In February, however, another 9th Circuit panel went further and overturned the life sentences of two men who had committed several violent offenses in the past. Richard Napoleon Brown had five felony convictions on his record, including robbery and assault with a deadly weapon, when he was arrested for stealing a $25 car alarm from a Walgreen’s store in Long Beach. This third strike sent him to prison for at least 25 years, a sentence the 9th Circuit also called “grossly disproportionate.”

Lockyer’s office wasted no time in asking the Supreme Court to take up the issue and to sweep aside the constitutional challenges to the California law.

The justices voted to hear the case of Lockyer vs.
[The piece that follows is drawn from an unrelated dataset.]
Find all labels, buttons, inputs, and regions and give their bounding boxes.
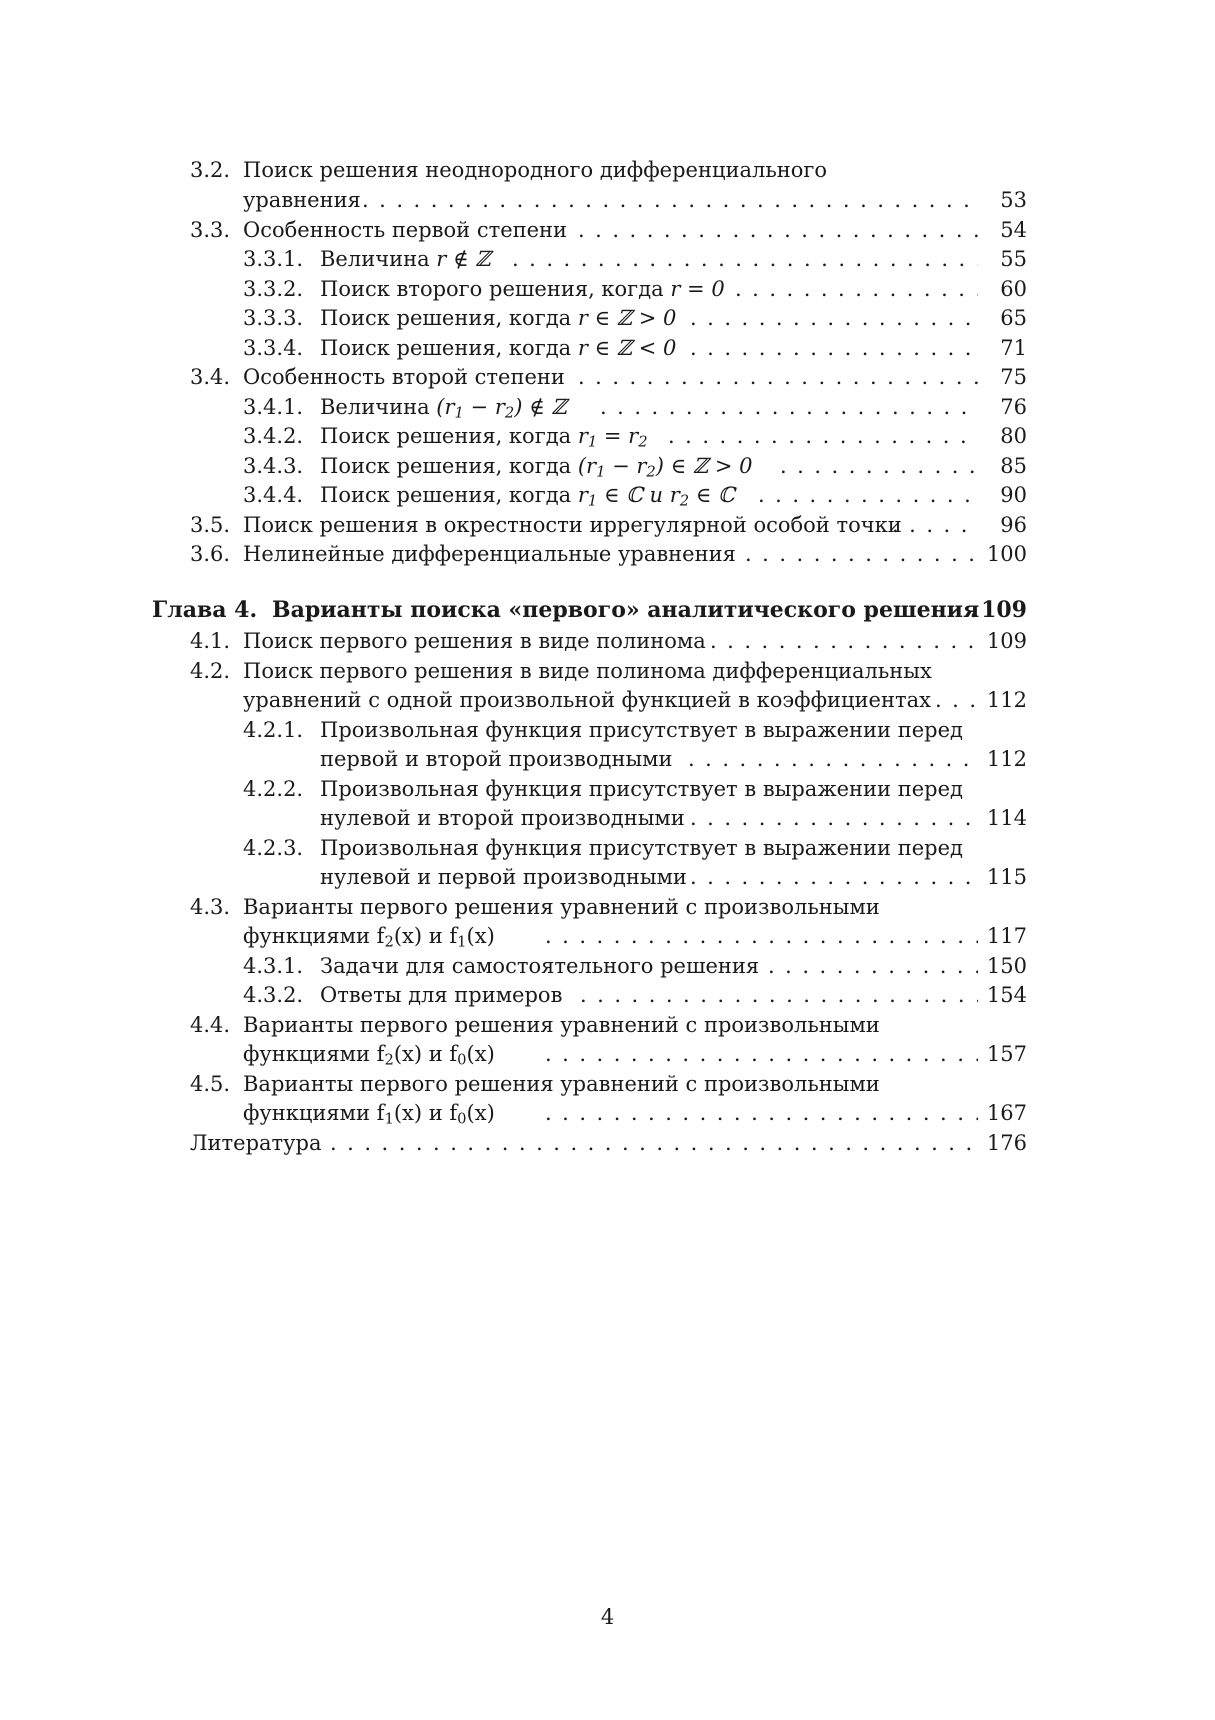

Andrade, 01-1127. They also agreed to hear a similar case that has a different legal posture.

Two years ago, Gary Ewing was seen walking with an unusual stiff-legged limp as he left the pro shop at the El Segundo Golf Course. As it turned out, he had three Calloway golf clubs in his pants leg--clubs that sold for $399 each. He had nine prior convictions on his record, and the attempted theft of the golf clubs sent him to prison for at least 25 years.

But unlike Andrade, Ewing’s was a new appeal to the Supreme Court, not a habeas petition on behalf of a longtime inmate. Congress has tightened the federal habeas corpus law and made it harder for U.S. judges to intervene in state cases.

By taking up Ewing vs. California, 01-6978, the Supreme Court gave itself the option of ruling that a third strike for a petty theft is unconstitutional for current and future cases, but not for prison inmates who are challenging past convictions.